Horse Help

An autistic child gets aid from Mongolian shamans in this surprisingly effective documentary

The Horse Boy is a documentary about Rowan, a 5-year-old boy with severe autism-related behavioral problems. His father, Rupert Isaacson, is a journalist and human-rights activist who loves horses.

One day, young Rowan wanders over to a neighbor's stable and starts hugging a horse. Rupert is amazed to see that Rowan's behavioral problems vanish when the boy is near the horse, so he does what any father would do: He arranges to take Rowan to Mongolia to meet horse-riding shamans so they can perform magical healing rituals.

If I listed my favorite things, that list would not include the torture of innocents, people who think being angry makes them right, and heartfelt movies about troubled children who are healed by horses. So I walked into this film with my expectations lowered to the point where they were able to see eye to eye with Karl Rove's ethical sensibility. And yet, this was an intensely engaging film that failed to be preachy or naively new-age. In fact, there's almost no excess sentimentality or schmaltz, and the subjects—Rupert Isaacson and his wife, Kristin Neff—keep things from getting too credulous. Instead, it's a jarring story about how difficult it can be to raise a child like Rowan.

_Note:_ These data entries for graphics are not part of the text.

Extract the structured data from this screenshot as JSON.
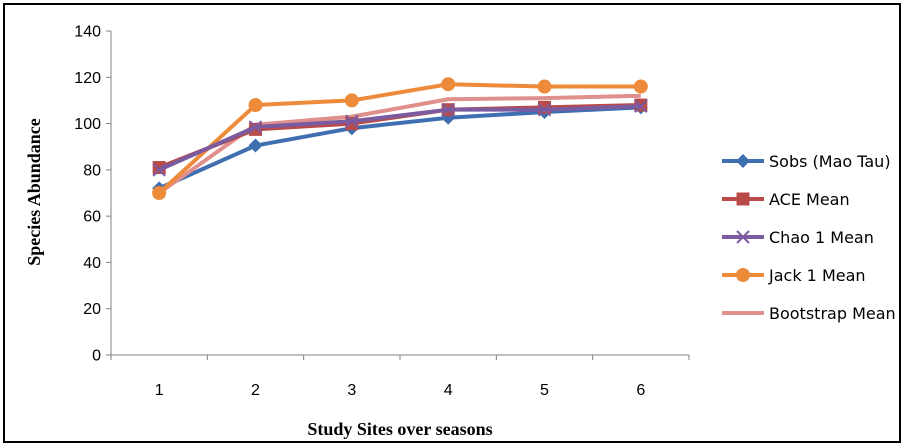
{
  "chart_data": {
    "type": "line",
    "title": "",
    "xlabel": "Study Sites over seasons",
    "ylabel": "Species Abundance",
    "categories": [
      "1",
      "2",
      "3",
      "4",
      "5",
      "6"
    ],
    "ylim": [
      0,
      140
    ],
    "yticks": [
      0,
      20,
      40,
      60,
      80,
      100,
      120,
      140
    ],
    "grid": false,
    "legend_position": "right",
    "series": [
      {
        "name": "Sobs (Mao Tau)",
        "color": "#3f6fb0",
        "marker": "diamond",
        "values": [
          72,
          90.5,
          98,
          102.5,
          105,
          107
        ]
      },
      {
        "name": "ACE Mean",
        "color": "#b94a48",
        "marker": "square",
        "values": [
          81,
          97.5,
          100,
          106,
          107,
          108
        ]
      },
      {
        "name": "Chao 1 Mean",
        "color": "#7a5ba0",
        "marker": "x",
        "values": [
          80,
          98.5,
          101,
          106,
          106,
          107.5
        ]
      },
      {
        "name": "Jack 1 Mean",
        "color": "#ed8b3a",
        "marker": "circle",
        "values": [
          70,
          108,
          110,
          117,
          116,
          116
        ]
      },
      {
        "name": "Bootstrap Mean",
        "color": "#e0908c",
        "marker": "none",
        "values": [
          70,
          99.5,
          103,
          110.5,
          111,
          112
        ]
      }
    ]
  }
}
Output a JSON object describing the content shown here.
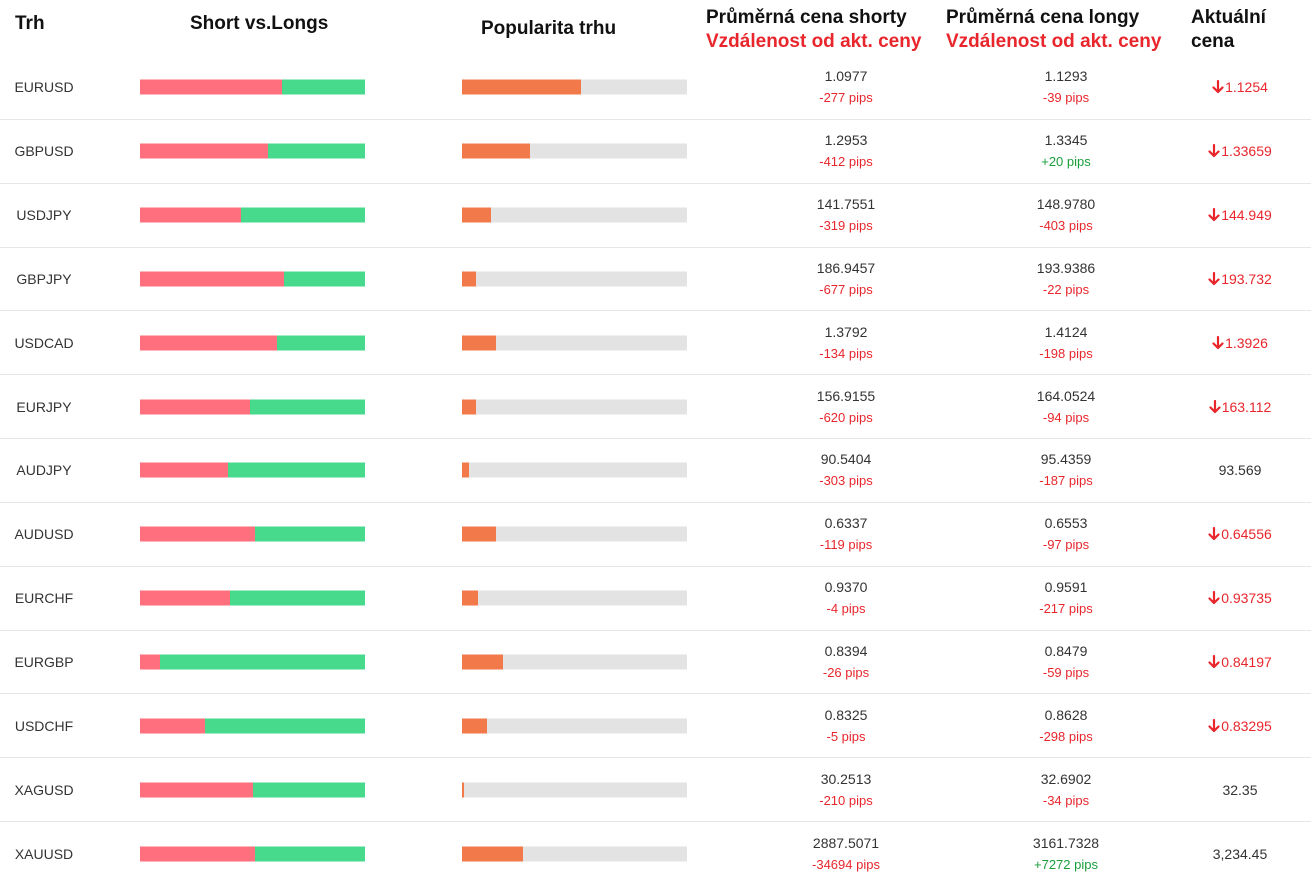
{
  "header": {
    "market": "Trh",
    "short_vs_long": "Short vs.Longs",
    "popularity": "Popularita trhu",
    "avg_short": "Průměrná cena shorty",
    "avg_short_sub": "Vzdálenost od akt. ceny",
    "avg_long": "Průměrná cena longy",
    "avg_long_sub": "Vzdálenost od akt. ceny",
    "current_line1": "Aktuální",
    "current_line2": "cena"
  },
  "colors": {
    "short": "#ff6f7d",
    "long": "#47d98c",
    "popularity": "#f27a4a",
    "track": "#e3e3e3",
    "negative": "#e8262c",
    "positive": "#1a9e3a"
  },
  "rows": [
    {
      "symbol": "EURUSD",
      "short_pct": 63,
      "popularity_pct": 53,
      "short_price": "1.0977",
      "short_dist": "-277 pips",
      "long_price": "1.1293",
      "long_dist": "-39 pips",
      "current": "1.1254",
      "trend": "down"
    },
    {
      "symbol": "GBPUSD",
      "short_pct": 57,
      "popularity_pct": 30,
      "short_price": "1.2953",
      "short_dist": "-412 pips",
      "long_price": "1.3345",
      "long_dist": "+20 pips",
      "current": "1.33659",
      "trend": "down"
    },
    {
      "symbol": "USDJPY",
      "short_pct": 45,
      "popularity_pct": 13,
      "short_price": "141.7551",
      "short_dist": "-319 pips",
      "long_price": "148.9780",
      "long_dist": "-403 pips",
      "current": "144.949",
      "trend": "down"
    },
    {
      "symbol": "GBPJPY",
      "short_pct": 64,
      "popularity_pct": 6,
      "short_price": "186.9457",
      "short_dist": "-677 pips",
      "long_price": "193.9386",
      "long_dist": "-22 pips",
      "current": "193.732",
      "trend": "down"
    },
    {
      "symbol": "USDCAD",
      "short_pct": 61,
      "popularity_pct": 15,
      "short_price": "1.3792",
      "short_dist": "-134 pips",
      "long_price": "1.4124",
      "long_dist": "-198 pips",
      "current": "1.3926",
      "trend": "down"
    },
    {
      "symbol": "EURJPY",
      "short_pct": 49,
      "popularity_pct": 6,
      "short_price": "156.9155",
      "short_dist": "-620 pips",
      "long_price": "164.0524",
      "long_dist": "-94 pips",
      "current": "163.112",
      "trend": "down"
    },
    {
      "symbol": "AUDJPY",
      "short_pct": 39,
      "popularity_pct": 3,
      "short_price": "90.5404",
      "short_dist": "-303 pips",
      "long_price": "95.4359",
      "long_dist": "-187 pips",
      "current": "93.569",
      "trend": "none"
    },
    {
      "symbol": "AUDUSD",
      "short_pct": 51,
      "popularity_pct": 15,
      "short_price": "0.6337",
      "short_dist": "-119 pips",
      "long_price": "0.6553",
      "long_dist": "-97 pips",
      "current": "0.64556",
      "trend": "down"
    },
    {
      "symbol": "EURCHF",
      "short_pct": 40,
      "popularity_pct": 7,
      "short_price": "0.9370",
      "short_dist": "-4 pips",
      "long_price": "0.9591",
      "long_dist": "-217 pips",
      "current": "0.93735",
      "trend": "down"
    },
    {
      "symbol": "EURGBP",
      "short_pct": 9,
      "popularity_pct": 18,
      "short_price": "0.8394",
      "short_dist": "-26 pips",
      "long_price": "0.8479",
      "long_dist": "-59 pips",
      "current": "0.84197",
      "trend": "down"
    },
    {
      "symbol": "USDCHF",
      "short_pct": 29,
      "popularity_pct": 11,
      "short_price": "0.8325",
      "short_dist": "-5 pips",
      "long_price": "0.8628",
      "long_dist": "-298 pips",
      "current": "0.83295",
      "trend": "down"
    },
    {
      "symbol": "XAGUSD",
      "short_pct": 50,
      "popularity_pct": 1,
      "short_price": "30.2513",
      "short_dist": "-210 pips",
      "long_price": "32.6902",
      "long_dist": "-34 pips",
      "current": "32.35",
      "trend": "none"
    },
    {
      "symbol": "XAUUSD",
      "short_pct": 51,
      "popularity_pct": 27,
      "short_price": "2887.5071",
      "short_dist": "-34694 pips",
      "long_price": "3161.7328",
      "long_dist": "+7272 pips",
      "current": "3,234.45",
      "trend": "none"
    }
  ]
}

The couple spent seven years traveling the globe prior to Rowan's birth. During that time, Neff got her Ph.D. and then began to work as a professor of psychology. The fact that she understands some basics of informal logic helps keep the movie from bogging down in quackery, and provides a nice balance to Isaacson, who's more eager to believe that shamanic healing can help their son. Ultimately, the film makes no clear statement on whether the shamans did help, though it does claim that Rowan improved after meeting them. But Neff's refusal to conflate correlation with causation, and her openness to the possibility that the shamans were the cause of her son's improvement, makes for exactly the kind of agnosticism that a film of this sort needs.

While Horse Boy's intelligence is a plus, what makes it engaging is the way it illustrates, without pity, the difficulty that Neff and Isaacson face in raising Rowan. He has tantrums that last for hours; he can't relate to other children; and he refuses to use a toilet, so they must clean his feces-filled trousers every day. In one of the best scenes, while the family is riding on the Mongolian plains, Rowan has an explosive-underpants event and then falls into one of his many screaming fits. Isaacson and Neff are wrestling with Rowan to try to get him cleaned up, and Isaacson, clearly frustrated, shouts at filmmaker Michel Scott, "Turn off the camera, and come give us a hand!" While I've seen other movies break the fourth wall like that, Horse Boy is the only movie I've ever seen that breaks the fourth wall and then asks the fourth wall to come clean up some poop.

It's also surprising that this is Scott's first film. It's constructed so that it forms a neat narrative arc, but it does so without being simply linear; the story jumps back and forth from Mongolia to Rowan's life in Texas, using the American scenes to illustrate Rowan's character. It's also beautifully shot, but here, Scott is helped by a Mongolian landscape that's as desolate and photogenic as a coke-addicted fashion model.

The visuals help overcome one of the difficulties of the film—the fact that Rowan is nearly impossible to relate to. While he seems to have a St. Francis-like ability to communicate with animals (there are scenes of him playing with goats and rabbits and horses, touching their mouths and getting close to them in a way that would normally earn a 5-year-old a serious bite or scratch), he often has no capacity to connect to people. But as the film progresses, Rowan starts to find his way to others. In one of the weirdest and most touching scenes, Rowan is introduced to the great shaman of the reindeer people. Afterward, as his parents carry him off to their tent, Rowan starts to have one of his fits, but instead of wanting to be left alone, this time he shouts, "I want shaman! I want shaman!" Which is not the sort of thing most 5-year-olds shout when they object to being put to bed.

In the end, Horse Boy is never dull—and is far more intelligent than most films of its ilk—as it provides an open-minded look at a meeting of two cultures. The film lets the Mongolians come forth as thoughtful and humane, but still allows their differences from the Western family and film crew to stand out. The Horse Boy has exactly the attitude a documentary should have—documenting instead of editorializing—and it does so with a storyteller's skill and a photographer's eye for the odd, interesting and beautiful.

The Horse Boy is not showing in any theaters in the area.